Julien Friedler Psychanalyse et Neurosciences

 

Pour avoir eu, infans, les pieds liés au moment de son abandon, il porta le nom d’ Œdipe, c’est-à-dire « pied enflé ». Lâché du haut des cieux par Zeus, le dieu forgeron Héphaïstos en devint boiteux. Achille quant à lui était faible du talon…
Tous les descendants de la lignée thébaine révèlent, d’une façon ou d’une autre, une démarche déficiente.
Autre temps, autre lieu : le thème de la boiterie se retrouve chez les Bororo d’Amérique.
Partout, il paraît en rapport avec la tromperie, les origines, le Nom, le Lettre, le Sexe et la Castration.
Cette constante, que souligne Julien Friedler et qu’il résume par l’équation « pied + phallus ? le symptôme », n’aurait-elle pas un fondement dans le Réel, autrement dit dans le corps ?
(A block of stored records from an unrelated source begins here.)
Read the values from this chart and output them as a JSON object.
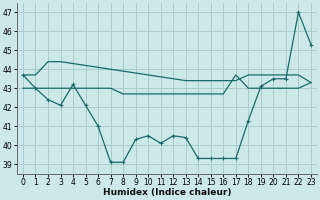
{
  "xlabel": "Humidex (Indice chaleur)",
  "bg_color": "#cce8e8",
  "grid_color": "#aacccc",
  "line_color": "#1a6b6b",
  "ylim": [
    38.5,
    47.5
  ],
  "xlim": [
    -0.5,
    23.5
  ],
  "yticks": [
    39,
    40,
    41,
    42,
    43,
    44,
    45,
    46,
    47
  ],
  "xticks": [
    0,
    1,
    2,
    3,
    4,
    5,
    6,
    7,
    8,
    9,
    10,
    11,
    12,
    13,
    14,
    15,
    16,
    17,
    18,
    19,
    20,
    21,
    22,
    23
  ],
  "series": {
    "main": [
      43.7,
      43.0,
      42.4,
      42.1,
      43.2,
      42.1,
      41.0,
      39.1,
      39.1,
      40.3,
      40.5,
      40.1,
      40.5,
      40.4,
      39.3,
      39.3,
      39.3,
      39.3,
      41.3,
      43.1,
      43.5,
      43.5,
      47.0,
      45.3
    ],
    "mid": [
      43.0,
      43.0,
      43.0,
      43.0,
      43.0,
      43.0,
      43.0,
      43.0,
      42.7,
      42.7,
      42.7,
      42.7,
      42.7,
      42.7,
      42.7,
      42.7,
      42.7,
      43.7,
      43.0,
      43.0,
      43.0,
      43.0,
      43.0,
      43.3
    ],
    "upper": [
      43.7,
      43.7,
      44.4,
      44.4,
      44.3,
      44.2,
      44.1,
      44.0,
      43.9,
      43.8,
      43.7,
      43.6,
      43.5,
      43.4,
      43.4,
      43.4,
      43.4,
      43.4,
      43.7,
      43.7,
      43.7,
      43.7,
      43.7,
      43.3
    ]
  }
}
Articulé à la boiterie un autre signifiant majeur de l’inconscient parcourt les mythologies : la Tache. Depuis les agneaux tachetés de la Genèse jusqu’au jaguar des Bororo – en passant par la verrue qui obséda « l’homme au loup » de Freud et l’amena à reprendre une analyse avec madame Brunswick – il est universellement question de morceaux de peau qui font signe.
Conscient du côté périlleux de l’entreprise, l’auteur s’interroge sur les bases neurologiques de l’inconscient et se propose de jeter quelques ponts entre l’élaboration psychanalytique, notamment lacanienne, et ce que les neurosciences ont apporté.
Concernant la boiterie et l’association pied-phallus, il tente de rapprocher la notion de « phallus imaginaire » de celle du « membre fantôme » ( illusion qu’ont souvent les amputés de posséder encore le membre qui leur a été enlevé ). De plus, il constate la contiguïté pied-pénis au niveau de l’homoncule sensitif ( cartographie sur le cortex cérébral de la projection des récepteurs sensoriels ).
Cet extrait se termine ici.